TAIPEIA: More than 30 Chinese warplanes entered Taiwan’s air defense zone over the course of about six hours, the island’s defense ministry said Thursday, a sharp ramp-up in single-day incursions by China’s military.
China claims self-ruled Taiwan as its territory and has vowed to take it one day – by force if necessary.
In recent years, Beijing has intensified aerial incursions into the island’s air defense identification zone – nearly doubling the air sorties in 2022 compared to the year before.
Taiwan’s Ministry of National Defense spokesman Sun Li-fang announced Thursday that from 5 a.m. local time (2100 GMT), “a total of 37 Chinese military aircrafts” entered Taiwan’s southwestern ADIZ.
“Some continued... toward the Western Pacific for long-range reconnaissance training,” Sun said at around 11 a.m.
While not the largest number of incursions this year – that would be 45 sorties on April 9 – Thursday’s surge occurred over a much more compressed time frame.
Taiwan’s ADIZ is much larger than its airspace, overlaps with part of China’s ADIZ and even includes some of the mainland.
Taiwan’s military is “monitoring the situation closely,” the ministry said on Twitter, adding that patrol planes, naval vessels and land-based missile systems have been dispatched in response.
They did not clarify if the incursions were ongoing.
Analysts say China’s increased probing of Taiwan’s defense zone is part of wider “grey-zone” tactics that keep the island pressured.
The incursions came a day after the United States, the Philippines and Japan completed their first-ever joint coast guard drills in the flashpoint South China Sea – which Beijing claims almost entirely.
A surge in warplanes and naval exercises by China’s military around Taiwan usually coincides with Taipei making diplomatic engagements with other countries.

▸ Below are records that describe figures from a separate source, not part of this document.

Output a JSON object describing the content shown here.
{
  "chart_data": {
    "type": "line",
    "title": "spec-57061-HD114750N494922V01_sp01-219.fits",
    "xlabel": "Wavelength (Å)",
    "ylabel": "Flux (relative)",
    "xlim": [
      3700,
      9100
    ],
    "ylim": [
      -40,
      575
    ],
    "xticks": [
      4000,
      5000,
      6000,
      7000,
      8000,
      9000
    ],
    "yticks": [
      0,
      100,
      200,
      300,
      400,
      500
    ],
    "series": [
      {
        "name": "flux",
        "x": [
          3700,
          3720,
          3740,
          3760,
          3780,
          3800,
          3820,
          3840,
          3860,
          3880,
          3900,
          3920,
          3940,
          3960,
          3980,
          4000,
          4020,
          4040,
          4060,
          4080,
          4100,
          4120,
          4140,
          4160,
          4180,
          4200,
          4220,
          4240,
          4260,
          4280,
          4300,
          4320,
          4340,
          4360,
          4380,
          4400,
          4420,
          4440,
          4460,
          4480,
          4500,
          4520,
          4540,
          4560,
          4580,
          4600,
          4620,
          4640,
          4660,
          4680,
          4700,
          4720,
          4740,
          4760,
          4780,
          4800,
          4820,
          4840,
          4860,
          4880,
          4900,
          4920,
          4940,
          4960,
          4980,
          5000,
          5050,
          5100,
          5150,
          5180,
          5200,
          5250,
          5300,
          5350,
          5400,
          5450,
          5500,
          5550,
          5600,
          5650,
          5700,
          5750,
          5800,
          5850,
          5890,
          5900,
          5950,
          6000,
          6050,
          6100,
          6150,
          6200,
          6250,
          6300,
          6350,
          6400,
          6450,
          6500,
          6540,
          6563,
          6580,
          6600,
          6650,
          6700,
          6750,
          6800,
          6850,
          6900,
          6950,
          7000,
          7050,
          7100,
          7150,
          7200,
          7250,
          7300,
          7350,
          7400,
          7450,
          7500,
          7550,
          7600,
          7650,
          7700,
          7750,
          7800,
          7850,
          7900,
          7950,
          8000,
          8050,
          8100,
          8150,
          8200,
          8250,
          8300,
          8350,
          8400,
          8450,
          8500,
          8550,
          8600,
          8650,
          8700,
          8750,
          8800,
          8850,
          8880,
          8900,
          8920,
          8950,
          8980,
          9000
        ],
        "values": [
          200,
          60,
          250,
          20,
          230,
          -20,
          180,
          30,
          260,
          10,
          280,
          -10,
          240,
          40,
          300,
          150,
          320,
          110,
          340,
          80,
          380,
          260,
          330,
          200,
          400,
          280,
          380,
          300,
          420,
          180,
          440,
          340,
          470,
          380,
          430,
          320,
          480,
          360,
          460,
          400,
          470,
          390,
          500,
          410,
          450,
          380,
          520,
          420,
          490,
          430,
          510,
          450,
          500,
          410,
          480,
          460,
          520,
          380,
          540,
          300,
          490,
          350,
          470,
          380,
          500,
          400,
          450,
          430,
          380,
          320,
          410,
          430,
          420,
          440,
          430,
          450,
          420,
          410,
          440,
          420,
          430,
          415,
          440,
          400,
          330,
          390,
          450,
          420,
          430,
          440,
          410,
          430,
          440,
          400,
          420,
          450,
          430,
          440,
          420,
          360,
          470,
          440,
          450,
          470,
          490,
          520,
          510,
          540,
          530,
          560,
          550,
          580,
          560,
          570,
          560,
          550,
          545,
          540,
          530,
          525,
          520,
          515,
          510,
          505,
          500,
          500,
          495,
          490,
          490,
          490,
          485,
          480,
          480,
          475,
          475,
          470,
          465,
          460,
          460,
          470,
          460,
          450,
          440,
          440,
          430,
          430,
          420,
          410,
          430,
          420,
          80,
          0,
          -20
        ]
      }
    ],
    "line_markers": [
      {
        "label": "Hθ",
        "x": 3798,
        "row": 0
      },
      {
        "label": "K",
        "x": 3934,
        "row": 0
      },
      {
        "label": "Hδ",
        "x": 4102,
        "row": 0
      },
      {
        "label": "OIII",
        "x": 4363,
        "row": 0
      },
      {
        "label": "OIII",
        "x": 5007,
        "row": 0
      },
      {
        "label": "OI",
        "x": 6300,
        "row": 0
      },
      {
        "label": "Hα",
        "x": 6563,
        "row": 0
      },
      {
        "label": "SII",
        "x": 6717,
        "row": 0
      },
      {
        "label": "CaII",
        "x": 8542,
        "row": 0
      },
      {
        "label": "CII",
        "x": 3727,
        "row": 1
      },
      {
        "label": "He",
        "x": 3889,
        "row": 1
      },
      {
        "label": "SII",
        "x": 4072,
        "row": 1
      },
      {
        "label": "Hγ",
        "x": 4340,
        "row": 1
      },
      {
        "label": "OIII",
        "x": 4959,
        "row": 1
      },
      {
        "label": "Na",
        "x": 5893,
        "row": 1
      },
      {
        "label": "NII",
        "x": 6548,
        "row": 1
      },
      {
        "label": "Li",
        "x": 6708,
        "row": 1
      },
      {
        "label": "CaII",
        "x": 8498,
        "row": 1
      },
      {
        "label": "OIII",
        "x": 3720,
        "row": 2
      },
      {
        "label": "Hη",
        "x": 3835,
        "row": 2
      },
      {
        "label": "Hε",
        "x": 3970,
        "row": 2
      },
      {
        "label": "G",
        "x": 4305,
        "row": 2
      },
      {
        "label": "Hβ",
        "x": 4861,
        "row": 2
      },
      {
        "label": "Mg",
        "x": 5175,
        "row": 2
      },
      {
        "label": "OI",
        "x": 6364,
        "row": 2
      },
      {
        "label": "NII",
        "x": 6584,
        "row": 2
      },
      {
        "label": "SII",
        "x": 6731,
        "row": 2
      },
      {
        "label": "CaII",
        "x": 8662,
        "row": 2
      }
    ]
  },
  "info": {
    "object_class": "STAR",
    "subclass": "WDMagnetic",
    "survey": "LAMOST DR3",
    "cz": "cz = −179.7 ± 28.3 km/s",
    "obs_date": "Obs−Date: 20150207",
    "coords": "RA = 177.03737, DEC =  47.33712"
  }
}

China lashes out at any diplomatic action that appears to treat Taiwan as a sovereign nation and has reacted with growing assertiveness to any joint military exercises around the island or visits by Western politicians.
In April, Beijing conducted three days of military exercises simulating a blockade of the island in response to Republican House Speaker Kevin McCarthy and Taiwan’s leader Tsai Ing-wen meeting in California.